With tubes departing every 30 seconds and carrying 28 passengers each, a single tube would be able to transport 7.4 million people per year. By simple multiplication, the proposed two-tube structure could carry roughly 15 million people per year. At $20 per ride and an estimated 15 million trips per year, the Hyperloop would have the potential to gross $300 million in annual revenue.
A majority of the costs associated with putting the Hyperloop into production are driven by the construction of each tube. With an approximately 380 miles separating the two cities, the tube is estimated to cost $5.4 billion. A majority of the $5.4 billion can be broken down into construction, solar panels, batteries, permits, and land. The remaining $560 million would cover the costs of constructing 40 capsules. As the Hyperloop moves closer toward becoming a reality, an agreement has allowed the company to build a five-mile test strip with construction costs expected to reach $100 million.
California High Speed Rail
Delayed for the past few years, California recently broke ground on one the largest high speed railway systems. Designed to travel between Los Angeles and San Francisco, the costs of construction are estimated at $77 billion, according to CNBC. Travel time between the two cities is expected to be around 2 hours and 30 minutes with speeds over 200 mph.
The high speed rail is significantly faster than traveling by car but still slower than traveling by plane. An average ticket is expected to cost $80 to $90. Besides its economic impacts, the California High Speed Rail is expected to reduce the amount of vehicular miles traveled, improve air quality, and reduce greenhouse gases. Unfortunately, the project is way below the necessary funds for completion by 2028. Assuming all estimates are correct, the costs of the California High Speed Rail make the project a greater financial burden than the Hyperloop.

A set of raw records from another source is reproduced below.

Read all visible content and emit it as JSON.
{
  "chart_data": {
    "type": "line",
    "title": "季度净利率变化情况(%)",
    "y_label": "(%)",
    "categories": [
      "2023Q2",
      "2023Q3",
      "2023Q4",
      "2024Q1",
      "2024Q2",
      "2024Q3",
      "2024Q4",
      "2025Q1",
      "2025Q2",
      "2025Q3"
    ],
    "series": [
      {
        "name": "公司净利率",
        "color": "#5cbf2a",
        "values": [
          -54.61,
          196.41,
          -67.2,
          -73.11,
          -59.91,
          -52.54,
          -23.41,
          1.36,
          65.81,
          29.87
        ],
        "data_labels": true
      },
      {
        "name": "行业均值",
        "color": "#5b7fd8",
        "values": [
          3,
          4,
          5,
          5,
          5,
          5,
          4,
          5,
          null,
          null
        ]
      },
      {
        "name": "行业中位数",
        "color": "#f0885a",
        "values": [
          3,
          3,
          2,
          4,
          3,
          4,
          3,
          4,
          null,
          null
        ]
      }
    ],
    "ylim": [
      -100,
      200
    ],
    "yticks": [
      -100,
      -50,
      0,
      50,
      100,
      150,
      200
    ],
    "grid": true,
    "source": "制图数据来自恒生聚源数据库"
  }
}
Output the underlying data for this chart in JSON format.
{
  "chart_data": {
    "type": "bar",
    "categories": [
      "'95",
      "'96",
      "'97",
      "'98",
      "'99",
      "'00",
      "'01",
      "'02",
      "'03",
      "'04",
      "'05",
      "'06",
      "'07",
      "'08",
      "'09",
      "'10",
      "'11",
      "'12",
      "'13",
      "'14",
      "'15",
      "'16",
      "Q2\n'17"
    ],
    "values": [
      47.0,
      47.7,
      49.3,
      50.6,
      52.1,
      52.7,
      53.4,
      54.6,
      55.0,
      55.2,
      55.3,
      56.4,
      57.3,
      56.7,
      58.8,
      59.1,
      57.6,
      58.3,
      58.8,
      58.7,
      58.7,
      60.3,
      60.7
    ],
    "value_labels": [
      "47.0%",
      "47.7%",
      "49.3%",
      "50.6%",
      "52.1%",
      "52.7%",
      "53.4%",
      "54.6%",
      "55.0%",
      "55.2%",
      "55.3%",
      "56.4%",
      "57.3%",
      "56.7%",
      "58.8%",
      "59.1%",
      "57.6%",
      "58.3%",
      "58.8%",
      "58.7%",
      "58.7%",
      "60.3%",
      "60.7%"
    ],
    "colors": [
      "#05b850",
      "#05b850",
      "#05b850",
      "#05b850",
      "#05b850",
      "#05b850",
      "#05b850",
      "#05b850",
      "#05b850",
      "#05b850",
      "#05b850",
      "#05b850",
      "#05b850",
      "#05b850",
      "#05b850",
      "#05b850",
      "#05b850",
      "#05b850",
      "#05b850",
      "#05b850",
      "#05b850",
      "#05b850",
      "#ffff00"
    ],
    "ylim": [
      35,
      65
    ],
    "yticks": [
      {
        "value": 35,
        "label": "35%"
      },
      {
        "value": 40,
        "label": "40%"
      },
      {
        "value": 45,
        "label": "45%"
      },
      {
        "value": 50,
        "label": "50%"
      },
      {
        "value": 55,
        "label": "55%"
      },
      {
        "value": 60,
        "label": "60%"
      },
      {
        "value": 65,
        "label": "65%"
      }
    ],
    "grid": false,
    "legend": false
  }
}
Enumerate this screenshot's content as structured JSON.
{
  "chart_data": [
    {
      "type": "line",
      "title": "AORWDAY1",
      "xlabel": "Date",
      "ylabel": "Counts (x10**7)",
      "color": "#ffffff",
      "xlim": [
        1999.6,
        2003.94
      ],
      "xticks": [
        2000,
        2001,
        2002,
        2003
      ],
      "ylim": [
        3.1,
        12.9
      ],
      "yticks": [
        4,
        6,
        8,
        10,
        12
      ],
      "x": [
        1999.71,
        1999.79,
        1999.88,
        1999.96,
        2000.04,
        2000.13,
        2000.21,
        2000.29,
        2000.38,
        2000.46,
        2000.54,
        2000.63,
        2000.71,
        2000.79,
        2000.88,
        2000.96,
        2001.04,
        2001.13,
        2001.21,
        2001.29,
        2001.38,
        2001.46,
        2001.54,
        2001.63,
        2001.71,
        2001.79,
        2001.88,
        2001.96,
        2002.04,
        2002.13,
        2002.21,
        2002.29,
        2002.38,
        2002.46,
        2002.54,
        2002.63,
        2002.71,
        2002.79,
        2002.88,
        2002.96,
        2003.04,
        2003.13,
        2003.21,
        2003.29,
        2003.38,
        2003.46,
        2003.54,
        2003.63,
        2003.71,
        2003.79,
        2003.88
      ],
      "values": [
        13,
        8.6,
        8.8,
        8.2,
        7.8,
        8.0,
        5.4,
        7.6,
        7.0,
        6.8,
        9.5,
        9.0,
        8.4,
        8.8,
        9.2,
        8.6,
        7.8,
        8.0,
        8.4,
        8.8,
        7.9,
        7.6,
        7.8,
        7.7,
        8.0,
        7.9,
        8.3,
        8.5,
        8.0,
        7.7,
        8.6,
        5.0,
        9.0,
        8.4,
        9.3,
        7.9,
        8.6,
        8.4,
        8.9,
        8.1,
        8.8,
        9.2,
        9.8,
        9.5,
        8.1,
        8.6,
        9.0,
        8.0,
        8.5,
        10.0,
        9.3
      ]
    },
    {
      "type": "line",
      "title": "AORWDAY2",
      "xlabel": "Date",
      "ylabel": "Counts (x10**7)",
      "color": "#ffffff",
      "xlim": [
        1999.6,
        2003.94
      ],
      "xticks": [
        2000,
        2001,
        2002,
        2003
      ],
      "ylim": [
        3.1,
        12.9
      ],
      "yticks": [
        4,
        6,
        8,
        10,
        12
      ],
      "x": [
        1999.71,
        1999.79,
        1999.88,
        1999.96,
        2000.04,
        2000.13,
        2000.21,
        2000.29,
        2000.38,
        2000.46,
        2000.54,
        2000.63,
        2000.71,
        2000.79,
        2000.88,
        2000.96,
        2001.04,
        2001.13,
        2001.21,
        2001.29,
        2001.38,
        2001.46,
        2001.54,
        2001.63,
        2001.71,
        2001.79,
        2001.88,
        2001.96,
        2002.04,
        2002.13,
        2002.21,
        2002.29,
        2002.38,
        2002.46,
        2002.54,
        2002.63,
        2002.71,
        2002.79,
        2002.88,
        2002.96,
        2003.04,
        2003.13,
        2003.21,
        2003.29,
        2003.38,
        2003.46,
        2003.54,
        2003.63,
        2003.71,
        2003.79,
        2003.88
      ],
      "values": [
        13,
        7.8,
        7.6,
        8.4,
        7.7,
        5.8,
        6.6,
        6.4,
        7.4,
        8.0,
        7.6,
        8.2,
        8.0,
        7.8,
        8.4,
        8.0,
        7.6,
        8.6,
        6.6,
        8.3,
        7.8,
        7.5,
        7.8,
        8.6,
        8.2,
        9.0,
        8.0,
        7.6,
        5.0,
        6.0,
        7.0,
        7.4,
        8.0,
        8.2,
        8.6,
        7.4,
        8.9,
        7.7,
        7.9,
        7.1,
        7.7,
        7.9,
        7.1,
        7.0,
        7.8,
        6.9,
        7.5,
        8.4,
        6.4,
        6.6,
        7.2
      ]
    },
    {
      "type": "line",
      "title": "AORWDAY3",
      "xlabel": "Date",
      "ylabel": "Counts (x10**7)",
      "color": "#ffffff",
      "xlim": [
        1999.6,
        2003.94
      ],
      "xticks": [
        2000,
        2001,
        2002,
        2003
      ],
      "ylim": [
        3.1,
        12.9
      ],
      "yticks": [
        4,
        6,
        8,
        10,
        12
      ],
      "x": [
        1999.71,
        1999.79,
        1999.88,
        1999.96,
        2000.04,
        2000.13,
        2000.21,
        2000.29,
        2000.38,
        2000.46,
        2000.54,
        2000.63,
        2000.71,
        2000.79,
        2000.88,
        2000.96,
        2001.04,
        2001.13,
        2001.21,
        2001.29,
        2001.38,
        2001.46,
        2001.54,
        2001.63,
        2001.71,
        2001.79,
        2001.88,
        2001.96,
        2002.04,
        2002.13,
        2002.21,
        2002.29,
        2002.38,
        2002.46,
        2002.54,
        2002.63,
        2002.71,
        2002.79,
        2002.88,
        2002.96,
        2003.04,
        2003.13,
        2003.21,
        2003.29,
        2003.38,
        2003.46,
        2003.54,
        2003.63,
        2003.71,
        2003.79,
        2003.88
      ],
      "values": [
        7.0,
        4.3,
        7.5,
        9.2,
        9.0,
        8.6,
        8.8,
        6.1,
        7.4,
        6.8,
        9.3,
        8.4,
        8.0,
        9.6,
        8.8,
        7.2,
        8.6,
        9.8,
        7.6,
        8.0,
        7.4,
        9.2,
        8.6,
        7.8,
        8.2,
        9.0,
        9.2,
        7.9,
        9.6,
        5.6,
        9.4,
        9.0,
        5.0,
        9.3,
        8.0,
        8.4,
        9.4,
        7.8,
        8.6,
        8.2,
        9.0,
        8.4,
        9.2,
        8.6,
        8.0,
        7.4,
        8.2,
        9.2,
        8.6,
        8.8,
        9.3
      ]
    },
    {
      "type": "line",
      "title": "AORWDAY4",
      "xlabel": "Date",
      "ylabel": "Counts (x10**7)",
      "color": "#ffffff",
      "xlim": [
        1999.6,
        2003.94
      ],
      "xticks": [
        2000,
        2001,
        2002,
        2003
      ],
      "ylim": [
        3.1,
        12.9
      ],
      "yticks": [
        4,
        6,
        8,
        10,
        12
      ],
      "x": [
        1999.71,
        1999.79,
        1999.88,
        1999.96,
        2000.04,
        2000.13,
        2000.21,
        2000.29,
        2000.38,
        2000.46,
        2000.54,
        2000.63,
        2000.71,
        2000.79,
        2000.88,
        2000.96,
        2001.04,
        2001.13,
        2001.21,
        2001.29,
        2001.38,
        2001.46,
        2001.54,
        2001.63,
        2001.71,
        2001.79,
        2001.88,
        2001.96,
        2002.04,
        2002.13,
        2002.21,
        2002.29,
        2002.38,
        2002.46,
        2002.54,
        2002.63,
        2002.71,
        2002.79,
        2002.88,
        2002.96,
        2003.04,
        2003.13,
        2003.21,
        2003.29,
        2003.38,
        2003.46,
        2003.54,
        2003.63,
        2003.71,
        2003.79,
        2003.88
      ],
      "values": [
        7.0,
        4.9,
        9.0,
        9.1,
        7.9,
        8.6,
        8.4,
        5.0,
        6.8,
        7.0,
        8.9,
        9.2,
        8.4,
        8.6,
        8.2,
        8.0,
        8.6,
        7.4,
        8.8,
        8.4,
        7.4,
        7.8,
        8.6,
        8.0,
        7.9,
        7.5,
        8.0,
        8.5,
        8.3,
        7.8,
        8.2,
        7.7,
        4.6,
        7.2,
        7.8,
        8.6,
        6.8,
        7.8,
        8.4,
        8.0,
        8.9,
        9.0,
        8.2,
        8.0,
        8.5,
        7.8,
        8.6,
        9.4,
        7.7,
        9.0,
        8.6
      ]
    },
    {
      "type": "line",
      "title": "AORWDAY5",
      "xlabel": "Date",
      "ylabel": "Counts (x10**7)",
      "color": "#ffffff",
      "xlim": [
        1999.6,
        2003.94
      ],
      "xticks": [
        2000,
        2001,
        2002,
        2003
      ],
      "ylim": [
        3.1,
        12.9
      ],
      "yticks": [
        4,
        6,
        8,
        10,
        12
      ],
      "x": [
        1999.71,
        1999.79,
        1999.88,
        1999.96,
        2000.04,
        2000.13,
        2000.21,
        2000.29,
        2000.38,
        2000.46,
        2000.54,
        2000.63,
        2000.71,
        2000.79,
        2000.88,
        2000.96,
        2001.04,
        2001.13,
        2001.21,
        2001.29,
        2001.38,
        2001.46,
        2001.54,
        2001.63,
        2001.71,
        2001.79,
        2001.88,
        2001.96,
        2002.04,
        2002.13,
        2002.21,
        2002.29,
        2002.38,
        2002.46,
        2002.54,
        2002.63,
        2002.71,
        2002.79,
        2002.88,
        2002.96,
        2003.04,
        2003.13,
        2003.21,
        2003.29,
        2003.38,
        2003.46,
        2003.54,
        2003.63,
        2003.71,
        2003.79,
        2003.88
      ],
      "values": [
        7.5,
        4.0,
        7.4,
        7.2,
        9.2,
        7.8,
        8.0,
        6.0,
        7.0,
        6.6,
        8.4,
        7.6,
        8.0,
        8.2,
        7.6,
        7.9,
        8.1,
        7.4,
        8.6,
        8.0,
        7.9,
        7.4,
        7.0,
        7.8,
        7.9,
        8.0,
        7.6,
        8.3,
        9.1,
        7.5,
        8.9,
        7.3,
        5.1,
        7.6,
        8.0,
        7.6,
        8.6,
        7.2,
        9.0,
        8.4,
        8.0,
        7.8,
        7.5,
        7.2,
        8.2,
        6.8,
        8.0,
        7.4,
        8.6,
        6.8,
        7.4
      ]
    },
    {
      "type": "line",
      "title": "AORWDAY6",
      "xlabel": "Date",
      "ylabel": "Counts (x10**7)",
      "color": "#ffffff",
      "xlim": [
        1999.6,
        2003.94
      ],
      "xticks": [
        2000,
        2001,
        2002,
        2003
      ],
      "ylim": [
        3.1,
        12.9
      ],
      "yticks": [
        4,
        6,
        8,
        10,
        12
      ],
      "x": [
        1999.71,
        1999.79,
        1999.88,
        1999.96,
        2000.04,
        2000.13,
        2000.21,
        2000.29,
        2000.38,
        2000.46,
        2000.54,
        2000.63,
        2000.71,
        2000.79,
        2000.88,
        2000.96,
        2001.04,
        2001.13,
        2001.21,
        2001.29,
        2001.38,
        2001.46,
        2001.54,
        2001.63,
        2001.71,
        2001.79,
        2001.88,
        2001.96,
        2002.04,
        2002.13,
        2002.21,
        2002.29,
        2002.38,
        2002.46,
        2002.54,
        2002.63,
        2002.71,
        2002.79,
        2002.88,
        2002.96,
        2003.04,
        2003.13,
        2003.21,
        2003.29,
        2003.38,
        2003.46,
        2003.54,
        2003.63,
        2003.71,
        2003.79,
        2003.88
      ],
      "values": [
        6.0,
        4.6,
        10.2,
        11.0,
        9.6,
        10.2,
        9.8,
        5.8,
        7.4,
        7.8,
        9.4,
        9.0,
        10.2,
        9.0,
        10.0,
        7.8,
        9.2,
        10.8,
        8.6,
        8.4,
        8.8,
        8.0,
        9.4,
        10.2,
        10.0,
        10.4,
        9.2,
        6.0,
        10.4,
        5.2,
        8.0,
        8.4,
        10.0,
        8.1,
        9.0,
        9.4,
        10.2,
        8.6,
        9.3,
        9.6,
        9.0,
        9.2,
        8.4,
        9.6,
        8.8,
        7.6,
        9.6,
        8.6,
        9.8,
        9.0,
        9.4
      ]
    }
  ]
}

Criticism of Musk's Hyperloop
Criticism of Musk’s Hyperloop comes from doubts about the technology and the project's economics. In Musk’s proposal, he initially estimated the total cost of the project to be roughly $6 billion. Many believe the expected costs are drastically underestimated with the entire project forecasted closer to $100 billion. Despite its optimistic construction costs, the proposed individual fares of $20 per person have also been criticized as impossible. Finally, compared to the California High Speed Rail estimated costs of $68 billion, the Hyperloop’s proposed price tag of $6 billion is dubious.
Costs aside, the technical aspects of the Hyperloop have raised doubts. Speeds over 700 mph would surpass any commercial mode of transportation currently available. These extreme speeds would subject passengers to uncomfortable and frightening forces rendering the system unrideable.
What's more, the Hyperloop is capable of carrying just 3,360 passengers each hour (if they can withstand the g-forces). Comparatively, a freeway lane can carry 2,000 cars per hour, a subway transports 36,000 passengers per hour, and the California High Speed Rail is estimated to carry 12,000 passengers per hour. Despite any apparent doubts and pitfalls, though, Elon Musk’s history of innovation adds credibility to the question of whether or not Hyperloop can succeed.
The Bottom Line
As stated above, there exist four modes of transportation; car, air, rail, and water. With the Hyperloop, Elon Musk envisions a tube-based transportation system that will transcend these categories, creating a fifth mode of transport. Musk’s past success with Tesla and SpaceX lend credibility to his outlandish proposal in the face of many doubts.
The Hyperloop is expected to cost one-tenth the amount of California High Speed Rail and provide even faster times. Whether or not it can be fully implemented, technological innovation is pushing future travel towards efficiency and speed.